John Maffei: Titan Gaming was originally started by two McGill students, who were hard-core, Counterstrike players. Like all good players, they figured out they needed more tools to help them out, so they started out a business, and built out a very robust platform for tournaments for Counterstrike and other games. In 2009/2010, I joined the team which had been building out the Titan platform, with the idea that the competitive gaming model was very attractive. The competitive/skilled gaming model is where players compete in games for points, items, and sometimes for cash. In August, we acquired Xfire. We were super excited about doing that, because it was a great community of gamers--the best gamers around--and was not only an interesting business to own, but had a community of people we could offer things to.
Talk about why you did the acquisition?
John Maffei: First of all, the core Xfire business is outstanding. right now, they have a business which people are extraordinarily interested in. Xfire has had over 17 million downloads, and has a huge community of gamers who are online, with hundreds of thousands online at any time. They've been able to accomplish one of the hardest thi ngs, which is to create an incredibly robust community, with a network effect. That business alone, without the skilled gaming offering, is already extraordinarily interesting. But, the best thing is, we're able to take skilled gaming and host competitions for Xfire, and with other sites that partner with Xfire, and allow gaming publishers to monetize their games. Xfire has an audience perfect for those competitions, which can be for prizes, virtual currency or virtual items, or physical prizes. Plus, there's a small, but lucrative number of players interested in cash competitions.

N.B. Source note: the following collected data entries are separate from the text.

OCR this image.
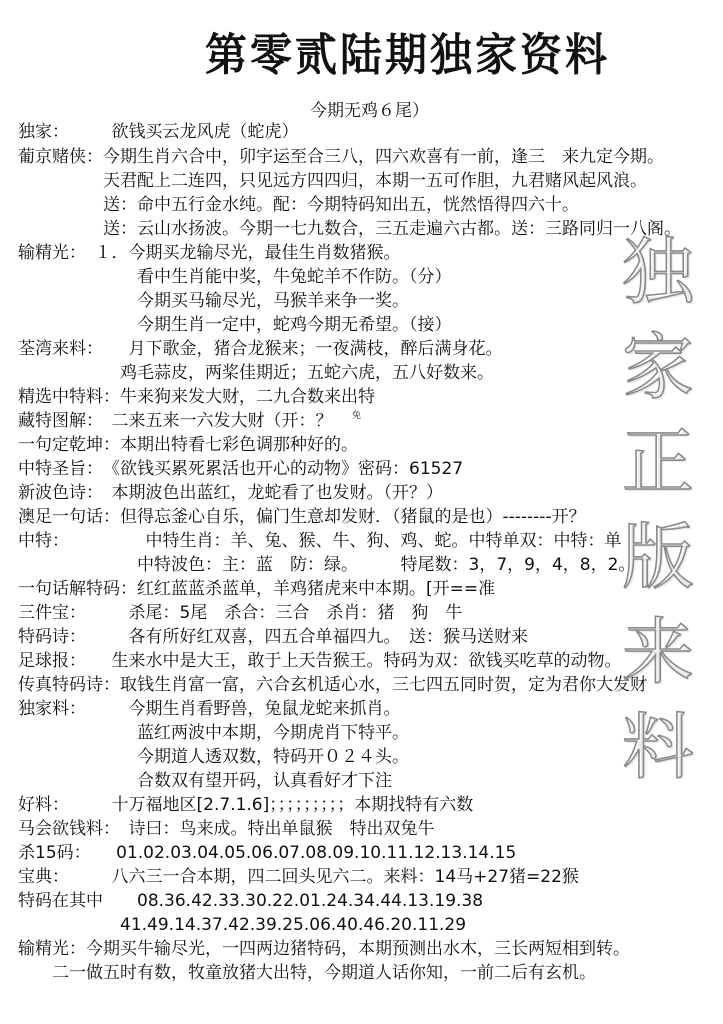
第零贰陆期独家资料
今期无鸡６尾）
独家：　　　欲钱买云龙风虎（蛇虎）
葡京赌侠：今期生肖六合中，卯宇运至合三八，四六欢喜有一前，逢三　来九定今期。
　　　　　天君配上二连四，只见远方四四归，本期一五可作胆，九君赌风起风浪。
　　　　　送：命中五行金水纯。配：今期特码知出五，恍然悟得四六十。
　　　　　送：云山水扬波。今期一七九数合，三五走遍六古都。送：三路同归一八阁。
输精光：　１．今期买龙输尽光，最佳生肖数猪猴。
　　　　　　　看中生肖能中奖，牛兔蛇羊不作防。（分）
　　　　　　　今期买马输尽光，马猴羊来争一奖。
　　　　　　　今期生肖一定中，蛇鸡今期无希望。（接）
荃湾来料：　　月下歌金，猪合龙猴来；一夜满枝，醉后满身花。
　　　　　　鸡毛蒜皮，两桨佳期近；五蛇六虎，五八好数来。
精选中特料：牛来狗来发大财，二九合数来出特
藏特图解：　二来五来一六发大财（开：？ 免
一句定乾坤：本期出特看七彩色调那种好的。
中特圣旨：　《欲钱买累死累活也开心的动物》密码：61527
新波色诗：　本期波色出蓝红，龙蛇看了也发财。（开？）
澳足一句话：但得忘釜心自乐，偏门生意却发财．（猪鼠的是也）--------开？
中特：　　　　　中特生肖：羊、兔、猴、牛、狗、鸡、蛇。中特单双：中特：单
　　　　　　　中特波色：主：蓝　防：绿。　　　特尾数：3，7，9，4，8，2。
一句话解特码：红红蓝蓝杀蓝单，羊鸡猪虎来中本期。[开==准
三件宝：　　　杀尾：5尾　杀合：三合　杀肖：猪　狗　牛
特码诗：　　　各有所好红双喜，四五合单福四九。　送：猴马送财来
足球报：　　生来水中是大王，敢于上天告猴王。特码为双：欲钱买吃草的动物。
传真特码诗：取钱生肖富一富，六合玄机适心水，三七四五同时贺，定为君你大发财
独家料：　　　今期生肖看野兽，兔鼠龙蛇来抓肖。
　　　　　　　蓝红两波中本期，今期虎肖下特平。
　　　　　　　今期道人透双数，特码开０２４头。
　　　　　　　合数双有望开码，认真看好才下注
好料：　　　十万福地区[2.7.1.6]；；；；；；；；；本期找特有六数
马会欲钱料：　诗曰：鸟来成。特出单鼠猴　特出双兔牛
杀15码：　　01.02.03.04.05.06.07.08.09.10.11.12.13.14.15
宝典：　　　八六三一合本期，四二回头见六二。来料：14马+27猪=22猴
特码在其中　　08.36.42.33.30.22.01.24.34.44.13.19.38
　　　　　　41.49.14.37.42.39.25.06.40.46.20.11.29
输精光：今期买牛输尽光，一四两边猪特码，本期预测出水木，三长两短相到转。
　　二一做五时有数，牧童放猪大出特，今期道人话你知，一前二后有玄机。
独
家
正
版
来
料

Is that something new to the market?
John Maffei: Skilled gaming has been around, and has been prevalent over a decade. There are other sites, such as Worldwinner, which have some very healthy and successful businesses. However, they have been more targeted towards female gamers. Xfire's audience is a different kind of gamer. It's more male, and more hard-core. The top games they like to play are things like Call of Duty, World of Warcraft, and League of Legends. Those are different types of games that currently are in skilled gaming sites, and we're incredibly interested in bringing that model to that market.
You've got a very impressive list of what seems like very local angel investor. How did that group come together?
John Maffei: Two things have to happen, in order to get anyone to invest. One, is they need to have a management team they believe it. Fortunately for us, we've brought that credibility to the table. You've got to be able to execute on the vision you've laid out, and you've got to be in a good market. The second is, is there a business model that works. Skilled gaming is an amazing model. We take a percentage of the pot for the wager, which is a model that works. Between having a compelling story, and a strong management team, we've been able to get interesting people to back the company.
Speaking of skilled gaming, do you run into regulatory issues with that model--is it legal everywhere?
John Maffei: It is not legal in all fifty states. It is, however, legal in thirty nine states. Those states account for 80 percent of the U.S. population. It's also legal in Canada, and in most of Asia.
You're announcing today that you've just hit 17 million users. Is this from something you've done since the Xfire acquisition, or is this just continued growth from the asset?
John Maffei: We took over the asset in August. The good news is, growth has continued at the same rate, and we've even seen a small uptake. Users are incredibly interested in using Xfire. Skilled gaming hasn't changed what Xfire does today, which is provide a communication vehicle for gamers--things like chat, sharing screenshots, and matchmaking.
So, when do you expect to add the skilled gaming component?
John Maffei: We will be launching an initiative in Q4 and Q1, with different partners.